We reinforced the notion that point-based registration is robust and insensitive to initial conditions, due to the convex objective function in optimization, in contrast to edge- / outlining- / similarity measure-based registration which potentially requires additional manual manipulations. For the fluoroscope modality that we adopted, the attenuations on X-rays caused a difficulty in the determination of the orientation of a symmetric object. It is a primary challenge to human operators during manual registrations. A successful registration requires a human operator to repeatedly correct the alignment of 3D models until the model projections are matched to radiographic outlines/features on both dual fluoroscopic images. For deep neural networks, correspondingly, symmetric landmarks predicted on fake DRRs (after style translation from X-rays) may be mistakenly mirrored. This problem was well overcome by running four optimizations in each point-based registration. In addition, it should be noted that the registration accuracy in terms of six DOFs of a 3D model is determined by all available predicted landmarks (individual landmarks are not decisive unless there are remarkable biases). Therefore, it is important to predict sufficient landmarks, such that more landmarks can occur in the fields of view of both intensifiers.

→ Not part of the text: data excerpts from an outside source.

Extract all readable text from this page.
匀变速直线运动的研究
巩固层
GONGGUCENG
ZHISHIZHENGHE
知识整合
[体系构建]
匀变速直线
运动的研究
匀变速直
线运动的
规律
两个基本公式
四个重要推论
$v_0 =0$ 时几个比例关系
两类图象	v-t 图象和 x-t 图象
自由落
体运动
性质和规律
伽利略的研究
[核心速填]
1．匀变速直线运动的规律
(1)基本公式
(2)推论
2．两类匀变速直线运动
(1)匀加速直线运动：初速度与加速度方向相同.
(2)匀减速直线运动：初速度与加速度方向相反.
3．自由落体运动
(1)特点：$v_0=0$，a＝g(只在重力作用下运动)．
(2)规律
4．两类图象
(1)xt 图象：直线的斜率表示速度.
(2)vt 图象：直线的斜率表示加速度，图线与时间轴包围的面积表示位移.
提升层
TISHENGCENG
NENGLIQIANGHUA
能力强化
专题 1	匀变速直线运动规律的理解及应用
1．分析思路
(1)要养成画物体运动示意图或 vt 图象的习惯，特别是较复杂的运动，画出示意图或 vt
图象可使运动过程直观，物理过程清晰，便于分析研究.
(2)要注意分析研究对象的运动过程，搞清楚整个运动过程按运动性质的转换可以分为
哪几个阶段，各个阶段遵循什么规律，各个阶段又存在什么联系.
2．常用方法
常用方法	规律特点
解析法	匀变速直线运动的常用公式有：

4.4. Limitations and Future Work

Several limitations need to be addressed to improve registration accuracy and generalize the deep learning implementation. DRRs were generated based on the CT volume in the supine position without intervertebral relative motions as occurring in functional activity, so it appears that the neck in the DRRs is always straight (Fig. 4). It potentially increases the difficulty of the cycle GAN in style translation for X-rays captured in actual activity. Correspondingly, image distortion outside the skull regions may occur and affect the registration accuracy, and manual segmentation of the skull region in the actual X-ray images was required to preclude these distorted regions. It is anticipated that only a single component in an image can facilitate style translation and landmark detection, so automatic segmentation should be implemented by combining YOLO object detection [34] and image-to-image (paired) style translation [27]. Moreover, other domain adaption methods [35] should be also attempted to compare with the cycle GAN in terms of robustness. It should be acknowledged that only a single subject was tested in this feasibility study. However, for more subjects, point-to-point correspondences of 3D landmarks between subjects are required. Consistent 3D landmarks can be mapped between subjects according to the deformation field of a statistical shape model [36]. Furthermore, radiation reduction is attractive in clinical practice, as the widely used CT modalities for anatomic reconstruction require high radiation exposure. The transfer learning framework can be further developed for 3D reconstruction by incorporating statistical shape modeling [37]. Furthermore, end-to-end domain adaptation implementations for 3D reconstruction have emerged [6,38], but the learning from the dual fluoroscopic images with actual setups (i.e., the non-orthogonal layout), point X-ray sources, and image distortions still needs further development.

5. Conclusion

A transfer learning strategy including landmark detection, style translation, and point-based registration was proposed for 3D-to-2D registration. A DRR-landmark dataset was automatically created for data augmentation in the training of a ResNet for landmark detection, and the style difference between DRR and X-ray was eliminated by style translation using the cycle GAN. It is shown that the proposed strategy is feasible to tackle the registration of the skull model to dual fluoroscopic images where the skull was not completely captured. The strategy for 3D-to-2D registration can be extended to tracking motions of a wide variety of human joints, and further refinement is essential to achieve better performance.

Highlights.

• We present a novel transfer learning framework for 3D-to-2D registration.

• Deep neural networks were trained using an artificial image-landmark dataset.

• It was tested using actual X-ray images where the skull was partially captured.

• Test results show that this framework can tackle skull registration.

• This framework has potential to extend to other registration applications.